When the time came to leave the community, the families surrounded us to say goodbye and wish us well. Their colourful hats and poncho´s brightening up the otherwise dull, cloudy and rainy day.

The Ruins:
Raqchi Ruins was one the most important site for the Inka people as it was used for administration purposes aswell as a religious site. All that remains of the temple of Wiracocha is the central wall standing 12m high and 3m thick in places. The Temple would have been an impressive 92m x 25m and visible from any point in the surrounding area and receiving many pilgrims.

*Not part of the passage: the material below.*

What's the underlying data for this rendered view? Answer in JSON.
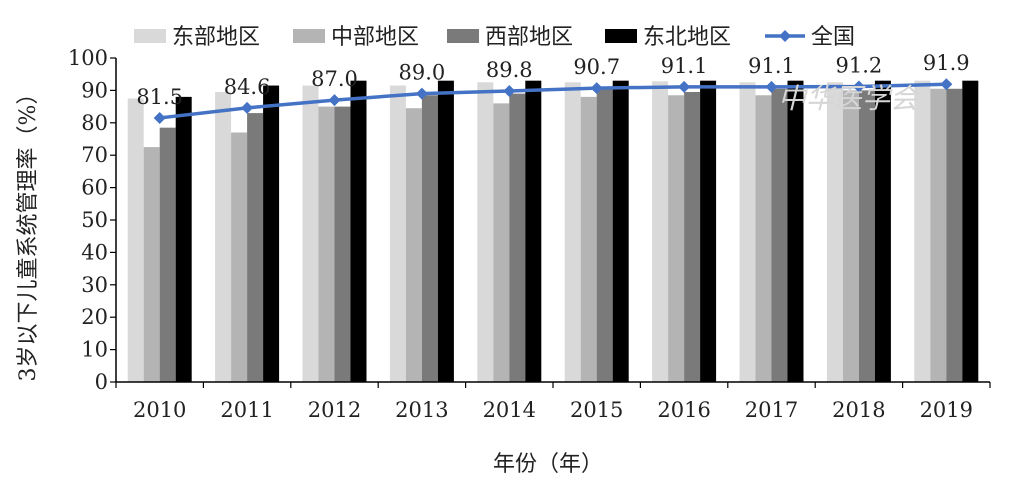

The ruins of the residential area show where the noble women and priests resided. A On the 21st December Solstice the sun rises in line with the central walkway between the houses, following the whole length throughout the day until it sets.
Within the site there are also Qolca ruins. Qolcas were used to store large amounts of food (dehydrated) over long periods of time for times of hardship.

Now as trivial as this may sound, I saw a woman pushing a child in a buggy, the first I had seen during my time in south America! Much to the amusement of my fellow travellers I pointed this out as a significant observation. From childhood you see girls and women carrying sometimes large and heavy loads on their backs wrapped in the woven colourful blankets. Furthermore the buggy was seen in a rural town!